Wojtczak’s meticulous research uncovers early women rail workers in all sorts of odd places. The first women were cleaners, ladies’ room attendants, catering workers and, more surprisingly, as early as the 1850s, crossing keepers. Wojtczak herself was one of the pioneers, becoming the first guard to be employed by British Rail in 1979.

This is true hidden history. What’s more it seems to have been almost malevolently forgotten by the inevitably male chroniclers of the railway. Time and again Wojtczak tells a story about a woman’s involvement in a railway incident but when the tale is written up in a railway history, the female dimension is completely omitted. For example, when porter Violet Wisdom helped with the chaotic scene after the 1942 bombing of Bramley station in Surrey, the male chronicler of the tale only mentioned the other railway worker to be first on the scene, the fireman of a train who ‘singlehandedly attended the injured’, although both received certificates for the way they handled the situation.

Wojtczak highlights, too, how Railnews , BR’s staff newspaper, perpetuated the myth that women had little place in the industry other than to decorate the calendars of suppliers. In the post Equal Rights Act era, it persisted in presenting women who broke through the glass barrier into new areas of railway employment as ‘pretty brunette’ or ‘curvy blonde’

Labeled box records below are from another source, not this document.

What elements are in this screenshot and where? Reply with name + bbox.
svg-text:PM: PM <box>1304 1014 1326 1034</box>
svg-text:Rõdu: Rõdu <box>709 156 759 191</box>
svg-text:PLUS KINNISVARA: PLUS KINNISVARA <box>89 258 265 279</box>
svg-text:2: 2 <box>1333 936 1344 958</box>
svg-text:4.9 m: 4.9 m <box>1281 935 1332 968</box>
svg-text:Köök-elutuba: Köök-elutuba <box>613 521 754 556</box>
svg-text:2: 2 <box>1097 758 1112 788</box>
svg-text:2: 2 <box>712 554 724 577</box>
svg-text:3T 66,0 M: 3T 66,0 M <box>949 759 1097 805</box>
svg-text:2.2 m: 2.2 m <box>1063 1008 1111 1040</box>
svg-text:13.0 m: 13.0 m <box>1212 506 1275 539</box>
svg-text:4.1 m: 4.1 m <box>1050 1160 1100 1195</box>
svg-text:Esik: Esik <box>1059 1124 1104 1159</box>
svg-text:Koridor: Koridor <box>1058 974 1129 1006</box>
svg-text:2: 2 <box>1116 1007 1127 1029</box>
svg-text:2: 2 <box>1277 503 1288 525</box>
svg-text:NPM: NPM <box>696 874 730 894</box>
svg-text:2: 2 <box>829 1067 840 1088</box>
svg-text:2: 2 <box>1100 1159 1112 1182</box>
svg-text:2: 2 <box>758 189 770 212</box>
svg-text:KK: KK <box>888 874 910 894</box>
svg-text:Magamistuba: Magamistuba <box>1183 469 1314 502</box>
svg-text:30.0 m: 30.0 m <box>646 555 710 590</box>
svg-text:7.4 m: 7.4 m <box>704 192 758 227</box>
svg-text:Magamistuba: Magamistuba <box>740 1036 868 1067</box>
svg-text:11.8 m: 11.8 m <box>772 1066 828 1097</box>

The unions come out particularly badly. They were always more concerned with protecting the position of their male members rather than recognising that women had a right to a decent wage too. This meant that there was active discouragement of women taking on many jobs, policies that were often hidden behind patronising nonsense as ‘their busts would get in the way’ or ‘it would damage their health’. Even as recently as the 1960s, the unions themselves discriminated against women workers, paying female clerks half as much as their male counterparts.

While both world wars offered temporary opportunities for women, in peacetime they quickly lost much of the ground they gained. Wojtczak is particularly good at dispelling myths here, showing that it was not married women earning ‘pin money’ who took on these roles but those with no other source of support. Although many were war widows, they were ruthlessly culled from jobs they needed desperately so that male ‘breadwinners’ could take them back. The unions were deeply implicated in helping create a climate in which men’s needs were seen to be paramount.

Wojtczak’s effort to document all so much of her meticulous research occasionally makes the book into too much of a catalogue and recitation of tales of women in the industry, although that characteristic will make it an invaluable resource for researchers for years to come. Fortunately, she writes well enough to carry the reader along, helped by a great collection of photographs and drawings.

This is more than a history of women’s involvement in the railway. It is a carefully documented story of discrimination which at times is so wicked as to make one wince, and reminds us just that the whole idea of women working on equal terms with men is so novel. The Sex Discrimination Act came into force only 30 years ago and attitudes were slower to change than the law. Women were put off applying by a phalanx of middle managers who made sure that they were deterred from even trying, and by job titles that retained their sexist wording long after the passing of the act.

Wojtczak, however, celebrates the fact that ‘ultimately, railwaywomen have triumphed’ since they have equal pay and equal opportunities. Indeed, three women currently head train operating companies and another was in charge of the Scottish zone of Railtrack. Nevertheless, Neanderthals still stalk the railways. Keith Norman, the general secretary of ASLEF dismissed the book saying ‘I doubt anyone will read it, anyway’. Prove him wrong.